Es Pierre Klossowski quien dice que “no puede haber transgresión en el acto carnal, si este no es vivido como un acontecimiento espiritual”, y agrega, luego, que ese objeto debe ser captado mediante la recuperación y la repetición del acto carnal. Dicho de esta manera, las palabras del autor de Roberte esta noche parecen emparentarse con la fórmula anticipada del método compositivo de Lamborghini, aunque sólo en superficie. ¿Y por qué decimos sólo en superficie? Porque en los textos de Lamborghini el método no se circunscribe a un juego de repeticiones sino al entramado que, al deslizarse con la fuerza de un matonismo verbal, irá enhebrando el tejido del que se nutre una tragedia conocida: el de la violencia subyacente de toda escritura que intenta proponer una declaración de guerra contra sus propias influencias. Y esas mismas pueden pasar de la gauchesca al preciosismo, del modernismo al manierismo, de la literalidad a la pornografía. Y así.    

Y hay que apuntar a otro gesto de la traición: el traidor anestesia cuando te incorpora amablemente, o no, a su campo de gravitación. Una vez en la comodidad, se separa del inquilino a través de un tajo, ante la primera demanda. En el caso de Osvaldo Lamborghini, éste se retira por interpósita muerte (un acto involuntario), pero deja como muestra su procedimiento, incluso lo inscribe abiertamente: “En cuanto a literatura, prefiero los remolinos tersos de José Hernández (…) En cuanto a literatura, prefiero el sistema de incisiones no programado de Horacio Quiroga, no programado, pero agujero tras agujero, cada gesto inicia rápido un movimiento (…) En cuanto a literatura, yo prefiero los diálogos frescos, toma y daca; vivaces: ábrete sésamo y ping-pong…” Pero eso no alcanza para penetrar en un sistema con mecanismo oculto.

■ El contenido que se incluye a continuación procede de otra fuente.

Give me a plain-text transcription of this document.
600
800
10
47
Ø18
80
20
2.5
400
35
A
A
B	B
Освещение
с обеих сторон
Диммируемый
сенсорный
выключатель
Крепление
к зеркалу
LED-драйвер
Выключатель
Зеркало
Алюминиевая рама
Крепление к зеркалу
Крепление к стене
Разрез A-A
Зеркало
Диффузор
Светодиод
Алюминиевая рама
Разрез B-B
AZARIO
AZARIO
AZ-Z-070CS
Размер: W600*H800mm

Finalmente, volviendo al epígrafe de Sebregondi retrocede que encabeza esta intervención, la frase revela lo posible de lo que se puede escrutar de una literatura escurridiza, y es aquello que dice que se escriben “unas cuantas frases para no entender, siguiendo el hilo, desde el supuesto de entender”, es decir, que de lo que está establecido como literatura se desmadeja ese antecedente, para enseguida ordenar un acontecimiento que no es nuevo, sino oculto y de inmediato dejar de serlo. Y sobre todo aquel pasaje que asegura que la demora se debe “contabilizar” para “ganar el tiempo”. ¿Y qué otra cosa que ganar tiempo produce la buena literatura?